On 2/9/2010 9:31 AM, Marian Simpetru wrote:
Google act as a non cookie browser and hence he is served with non
unique URLs (because of session ID is appended to URL).

I heard at one point that Google's crawler *did* support cookies. I
never verified that, but it sounds like they currently do not support them.

Question is: Is there a way to configure tomcat to only use cookies (not
append jsessionid to URL for cookie0less browsers).
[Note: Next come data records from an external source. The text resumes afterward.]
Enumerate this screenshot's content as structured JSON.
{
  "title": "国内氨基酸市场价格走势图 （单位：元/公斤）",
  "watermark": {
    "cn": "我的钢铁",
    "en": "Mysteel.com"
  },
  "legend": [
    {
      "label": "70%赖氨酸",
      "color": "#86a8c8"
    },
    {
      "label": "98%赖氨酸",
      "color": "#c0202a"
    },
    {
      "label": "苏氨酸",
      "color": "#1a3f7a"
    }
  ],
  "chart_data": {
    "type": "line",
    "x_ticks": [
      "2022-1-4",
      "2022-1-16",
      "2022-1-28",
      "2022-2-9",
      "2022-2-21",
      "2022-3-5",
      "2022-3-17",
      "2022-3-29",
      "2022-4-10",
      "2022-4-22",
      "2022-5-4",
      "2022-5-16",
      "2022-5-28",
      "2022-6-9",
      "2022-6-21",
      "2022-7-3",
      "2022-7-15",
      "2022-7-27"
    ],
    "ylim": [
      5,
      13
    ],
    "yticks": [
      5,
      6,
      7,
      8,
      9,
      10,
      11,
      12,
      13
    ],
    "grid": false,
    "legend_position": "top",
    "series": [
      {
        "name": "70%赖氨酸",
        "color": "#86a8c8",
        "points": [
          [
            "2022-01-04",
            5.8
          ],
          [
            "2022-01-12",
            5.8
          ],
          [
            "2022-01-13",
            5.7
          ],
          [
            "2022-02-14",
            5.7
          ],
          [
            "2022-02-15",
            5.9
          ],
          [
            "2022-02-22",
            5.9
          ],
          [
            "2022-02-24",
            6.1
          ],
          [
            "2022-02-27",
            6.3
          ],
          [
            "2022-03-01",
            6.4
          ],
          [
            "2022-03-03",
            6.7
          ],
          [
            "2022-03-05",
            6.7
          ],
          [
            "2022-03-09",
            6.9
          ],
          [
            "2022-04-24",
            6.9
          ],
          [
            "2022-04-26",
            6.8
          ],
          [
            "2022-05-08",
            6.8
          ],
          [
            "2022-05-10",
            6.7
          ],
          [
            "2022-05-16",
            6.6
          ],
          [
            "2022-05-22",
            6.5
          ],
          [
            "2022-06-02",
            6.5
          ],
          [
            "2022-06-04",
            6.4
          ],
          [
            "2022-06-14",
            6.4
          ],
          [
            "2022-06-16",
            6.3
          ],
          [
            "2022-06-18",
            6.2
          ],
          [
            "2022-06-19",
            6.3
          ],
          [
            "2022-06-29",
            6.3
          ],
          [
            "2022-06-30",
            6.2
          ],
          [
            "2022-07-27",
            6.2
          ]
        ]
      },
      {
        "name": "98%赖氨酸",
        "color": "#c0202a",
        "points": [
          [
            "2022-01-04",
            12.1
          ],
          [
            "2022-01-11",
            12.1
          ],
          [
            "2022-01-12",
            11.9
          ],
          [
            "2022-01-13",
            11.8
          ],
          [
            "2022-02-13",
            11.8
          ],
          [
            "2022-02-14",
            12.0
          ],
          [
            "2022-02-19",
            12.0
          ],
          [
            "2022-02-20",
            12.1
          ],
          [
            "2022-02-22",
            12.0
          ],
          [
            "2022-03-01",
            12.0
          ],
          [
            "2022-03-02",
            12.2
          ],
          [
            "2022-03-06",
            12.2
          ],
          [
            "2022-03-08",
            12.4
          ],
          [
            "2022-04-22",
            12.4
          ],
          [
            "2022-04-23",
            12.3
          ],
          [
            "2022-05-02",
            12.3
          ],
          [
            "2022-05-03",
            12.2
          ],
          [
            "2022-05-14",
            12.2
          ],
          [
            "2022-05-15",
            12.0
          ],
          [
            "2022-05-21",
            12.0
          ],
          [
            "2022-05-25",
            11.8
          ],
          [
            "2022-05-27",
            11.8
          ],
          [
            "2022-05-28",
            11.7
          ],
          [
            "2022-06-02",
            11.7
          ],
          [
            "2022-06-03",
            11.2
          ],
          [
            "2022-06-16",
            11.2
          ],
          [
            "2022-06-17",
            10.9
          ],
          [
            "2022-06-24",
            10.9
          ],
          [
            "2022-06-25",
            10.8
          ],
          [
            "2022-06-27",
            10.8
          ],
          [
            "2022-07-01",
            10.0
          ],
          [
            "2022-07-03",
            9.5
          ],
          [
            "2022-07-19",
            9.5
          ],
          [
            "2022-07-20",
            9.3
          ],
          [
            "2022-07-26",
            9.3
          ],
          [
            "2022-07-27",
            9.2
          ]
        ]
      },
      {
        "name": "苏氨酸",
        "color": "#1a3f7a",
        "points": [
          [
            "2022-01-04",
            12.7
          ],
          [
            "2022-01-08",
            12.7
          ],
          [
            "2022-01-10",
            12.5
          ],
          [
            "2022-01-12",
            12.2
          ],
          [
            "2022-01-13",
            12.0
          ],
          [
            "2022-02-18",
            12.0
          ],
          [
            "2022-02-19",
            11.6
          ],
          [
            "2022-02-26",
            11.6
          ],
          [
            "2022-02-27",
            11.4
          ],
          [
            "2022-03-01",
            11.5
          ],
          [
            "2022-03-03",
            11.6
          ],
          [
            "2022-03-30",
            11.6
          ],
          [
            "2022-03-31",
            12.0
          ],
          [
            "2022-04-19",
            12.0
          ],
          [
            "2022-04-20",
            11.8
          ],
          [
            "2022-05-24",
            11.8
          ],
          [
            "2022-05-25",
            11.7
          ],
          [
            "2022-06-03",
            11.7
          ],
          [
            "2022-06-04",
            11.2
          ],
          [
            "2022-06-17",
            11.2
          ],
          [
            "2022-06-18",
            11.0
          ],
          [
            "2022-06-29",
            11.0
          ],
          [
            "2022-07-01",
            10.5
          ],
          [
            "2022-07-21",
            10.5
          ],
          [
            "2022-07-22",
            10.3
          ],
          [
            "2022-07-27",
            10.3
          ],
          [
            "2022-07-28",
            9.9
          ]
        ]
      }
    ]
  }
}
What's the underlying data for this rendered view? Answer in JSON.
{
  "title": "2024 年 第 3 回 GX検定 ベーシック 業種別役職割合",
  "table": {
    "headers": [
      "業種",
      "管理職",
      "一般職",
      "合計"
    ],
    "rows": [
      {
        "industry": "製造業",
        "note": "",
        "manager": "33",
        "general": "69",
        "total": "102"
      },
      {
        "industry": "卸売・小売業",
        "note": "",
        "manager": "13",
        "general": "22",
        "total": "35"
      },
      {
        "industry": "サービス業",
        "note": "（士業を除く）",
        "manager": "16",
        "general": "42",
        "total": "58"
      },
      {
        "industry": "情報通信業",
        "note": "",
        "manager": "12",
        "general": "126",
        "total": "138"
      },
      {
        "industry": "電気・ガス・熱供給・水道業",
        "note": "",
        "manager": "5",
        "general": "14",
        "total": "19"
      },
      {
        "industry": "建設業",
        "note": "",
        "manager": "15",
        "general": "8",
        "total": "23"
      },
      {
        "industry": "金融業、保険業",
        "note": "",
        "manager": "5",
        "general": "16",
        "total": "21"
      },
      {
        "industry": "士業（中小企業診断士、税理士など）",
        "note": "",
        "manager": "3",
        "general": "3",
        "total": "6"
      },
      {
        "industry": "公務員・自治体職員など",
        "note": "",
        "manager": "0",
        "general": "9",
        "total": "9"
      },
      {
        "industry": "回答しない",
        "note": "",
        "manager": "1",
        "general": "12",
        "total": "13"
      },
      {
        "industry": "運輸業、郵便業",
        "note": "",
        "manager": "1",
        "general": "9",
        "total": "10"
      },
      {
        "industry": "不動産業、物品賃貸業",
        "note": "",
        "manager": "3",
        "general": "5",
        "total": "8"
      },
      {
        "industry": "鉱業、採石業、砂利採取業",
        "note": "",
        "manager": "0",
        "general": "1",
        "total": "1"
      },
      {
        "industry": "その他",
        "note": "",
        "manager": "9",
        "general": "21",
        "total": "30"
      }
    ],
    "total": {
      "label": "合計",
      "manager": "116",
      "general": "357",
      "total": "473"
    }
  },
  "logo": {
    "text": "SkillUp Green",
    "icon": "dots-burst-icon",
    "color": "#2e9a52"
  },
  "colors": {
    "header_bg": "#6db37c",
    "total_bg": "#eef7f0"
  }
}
It's not a Tomcat configuration, but you can always write a filter like
this:

public class NoURLRewriteFilter
    implements Filter
{
   public void doFilter(...) {
     chain.doFilter(request, new HttpServletResponseWrapper(response) {
       public String encodeURL(String url) { return url };
       public String encodeUrl(String url) { return url };
       public String encodeRedirectURL(String url) { return url };
       public String encodeRedirectUrl(String url) { return url };
     });
   }
}

Now, this will likely cause an explosion in the number of sessions
generated by Google's crawler. You might want to couple this with a
separate filter (or just create a GoogleCrawlerFilter that does all
this) that identifies Google's (and others) user agent and intercepts
calls to getSession() and either refuses to create a session (probably
not a good idea) or returns a fake session that gets discarded after
every request. Another option would be to set the session timeout to
something like 10 seconds so the session dies relatively quickly instead
of sticking around for a long time, wasting memory.

Maybe a better idea would be that someone from Apache Tomcat should push
to google with some standards tomcat implement in this respect so that
google change the algorithm and not punish with low ranking websites
powered by tomcat.

This is not a "Tomcat problem": it's a problem with any site that
requires sessions to maintain state on the server.

I agree with Chuck: fix your webapp to tolerate Google's crawler, or
suffer the consequences.

Something else you can do is use a robots.txt file to prevent the
crawler from hitting certain URLs. That might help.

I'm not doing anything special, I don't think.
Google bots hit our site, the session count goes up a bit.
Google does not include jsessionid in the URLs it indexes.

It may be that the site has been around for long enough that the Google algorithms know that we have a session id should be removed from a URL.

It would be surprising to me if Google (et al) was not trying to remove PHPSESSIONID and JSESSIONID data from URLs.